O deputado estadual Eduardo Botelho (MDB) afirmou que houve “disparidade” nos valores destinados a shows e eventos por meio de emendas parlamentares e defendeu a criação de mecanismos de controle para frear excessos.

Tem [uma legislação], mas não foi cumprido, vamos ser honestos. Então, ele vai colocar um certo limite nisso. Eu acho justo
A declaração ocorre após o governador Otaviano Pivetta (Republicanos) endurecer o discurso contra o uso de recursos públicos para esse tipo de despesa.
“Tem [uma legislação], mas não foi cumprido, vamos ser honestos. Então, ele vai colocar um certo limite nisso. Eu acho justo que se coloque aí o valor de R$ 600 mil, R$ 650 mil para o parlamentar”, disse Botelho, ao admitir que a legislação anterior não vinha sendo respeitada.
Ao comentar os valores elevados pagos em alguns eventos, o deputado reconheceu que ocorreu distorções. “Houve disparidade”, disse.
O posicionamento reforça a fala de Pivetta, que tem dito ser contrário ao custeio de shows com dinheiro público e articulou mudanças na legislação para retirar do governador a responsabilidade direta sobre autorizações de contratações artísticas acima do teto. A nova regra transfere essa atribuição ao Conselho de Desenvolvimento Econômico e Social (Condes-MT).
O governador negou que a mudança vá incentivar aumento de gastos e afirmou que o foco é organizar os compromissos já firmados.
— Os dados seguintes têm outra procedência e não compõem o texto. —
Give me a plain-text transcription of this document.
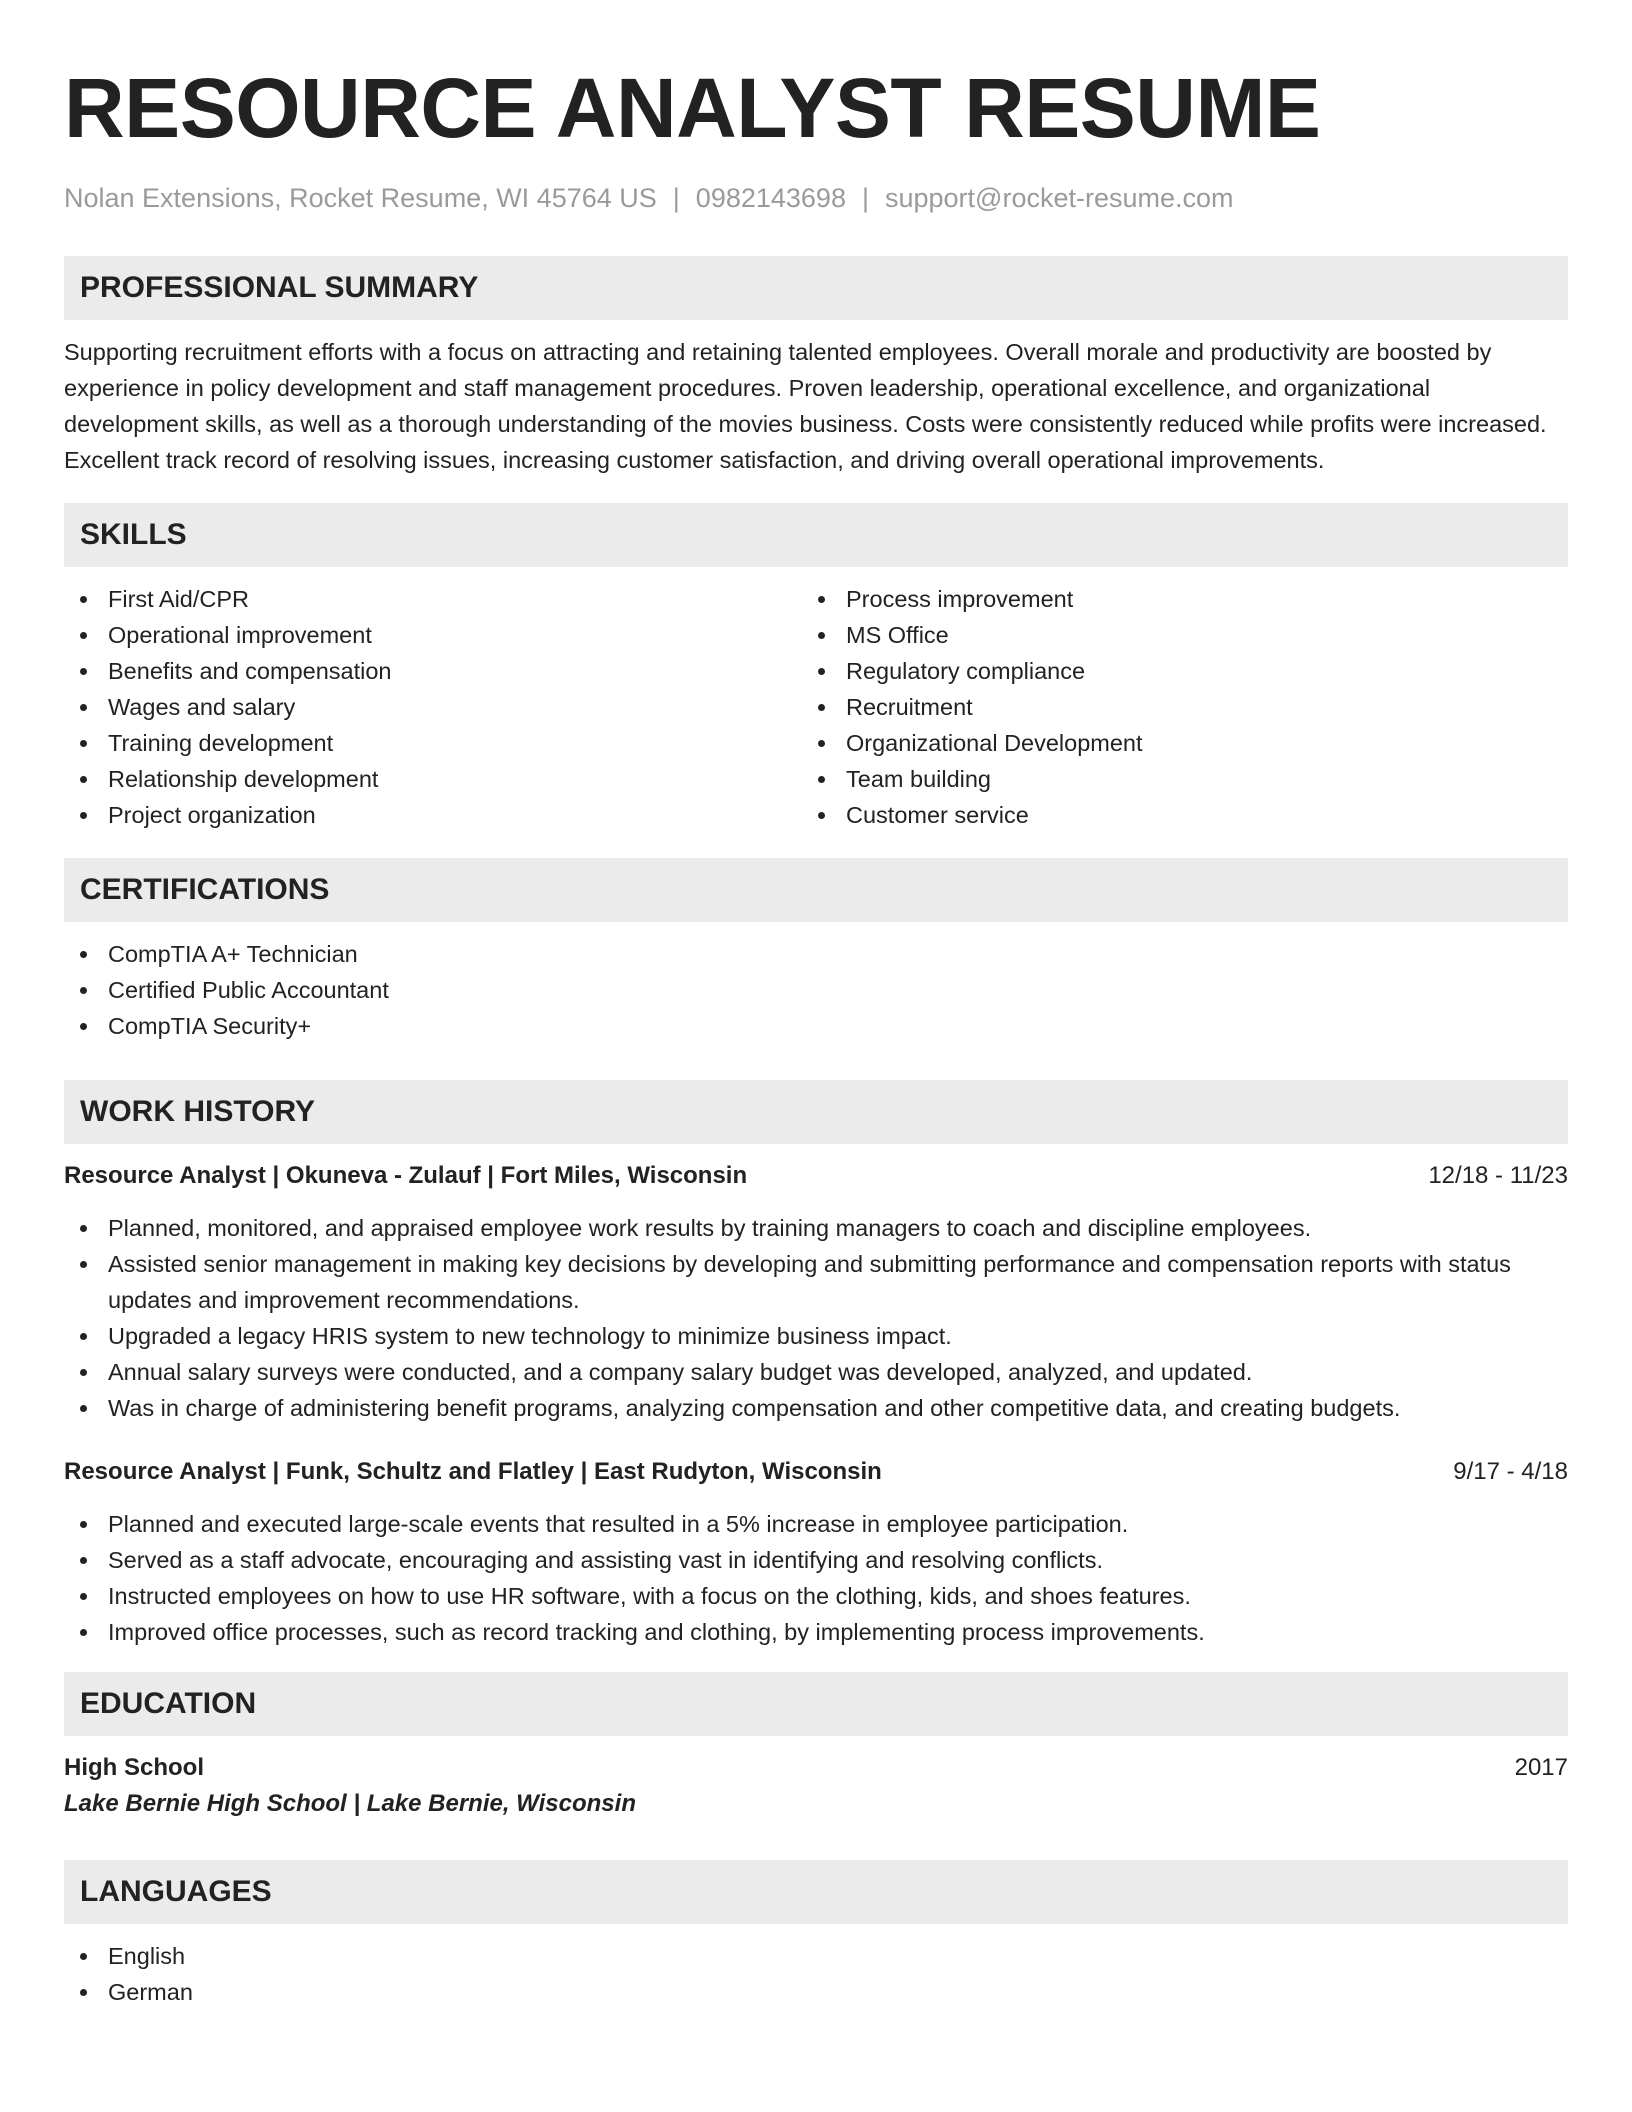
RESOURCE ANALYST RESUME
Nolan Extensions, Rocket Resume, WI 45764 US | 0982143698 | support@rocket-resume.com
PROFESSIONAL SUMMARY
Supporting recruitment efforts with a focus on attracting and retaining talented employees. Overall morale and productivity are boosted by experience in policy development and staff management procedures. Proven leadership, operational excellence, and organizational development skills, as well as a thorough understanding of the movies business. Costs were consistently reduced while profits were increased. Excellent track record of resolving issues, increasing customer satisfaction, and driving overall operational improvements.
SKILLS
First Aid/CPR
Operational improvement
Benefits and compensation
Wages and salary
Training development
Relationship development
Project organization
Process improvement
MS Office
Regulatory compliance
Recruitment
Organizational Development
Team building
Customer service
CERTIFICATIONS
CompTIA A+ Technician
Certified Public Accountant
CompTIA Security+
WORK HISTORY
Resource Analyst | Okuneva - Zulauf | Fort Miles, Wisconsin	12/18 - 11/23
Planned, monitored, and appraised employee work results by training managers to coach and discipline employees.
Assisted senior management in making key decisions by developing and submitting performance and compensation reports with status updates and improvement recommendations.
Upgraded a legacy HRIS system to new technology to minimize business impact.
Annual salary surveys were conducted, and a company salary budget was developed, analyzed, and updated.
Was in charge of administering benefit programs, analyzing compensation and other competitive data, and creating budgets.
Resource Analyst | Funk, Schultz and Flatley | East Rudyton, Wisconsin	9/17 - 4/18
Planned and executed large-scale events that resulted in a 5% increase in employee participation.
Served as a staff advocate, encouraging and assisting vast in identifying and resolving conflicts.
Instructed employees on how to use HR software, with a focus on the clothing, kids, and shoes features.
Improved office processes, such as record tracking and clothing, by implementing process improvements.
EDUCATION
High School	2017
Lake Bernie High School | Lake Bernie, Wisconsin
LANGUAGES
English
German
Segundo ele, um Termo de Ajustamento de Conduta (TAC) está sendo construído para que no ano que vem o parlamentar, que tem 50% de emendas impositivas livres, possa destinar apenas 10% deste total para atividades festivas.
Botelho endossou a medida e disse que há consenso entre os deputados de que é necessário impor esta nova regra.
Ele relatou ainda que conversou com Pivetta, que teria garantido não haver corte total nas emendas, mas sim a necessidade de ajustes.
“Acho que a ação do governador é boa. Eu apoio. Acho que nós podemos sim colocar recursos, mas não podemos também abusar”, afirmou.
“Tem que criar um freio de arrumação e fazer esse TAC com a Assembleia para que os deputados possam continuar trabalhando”.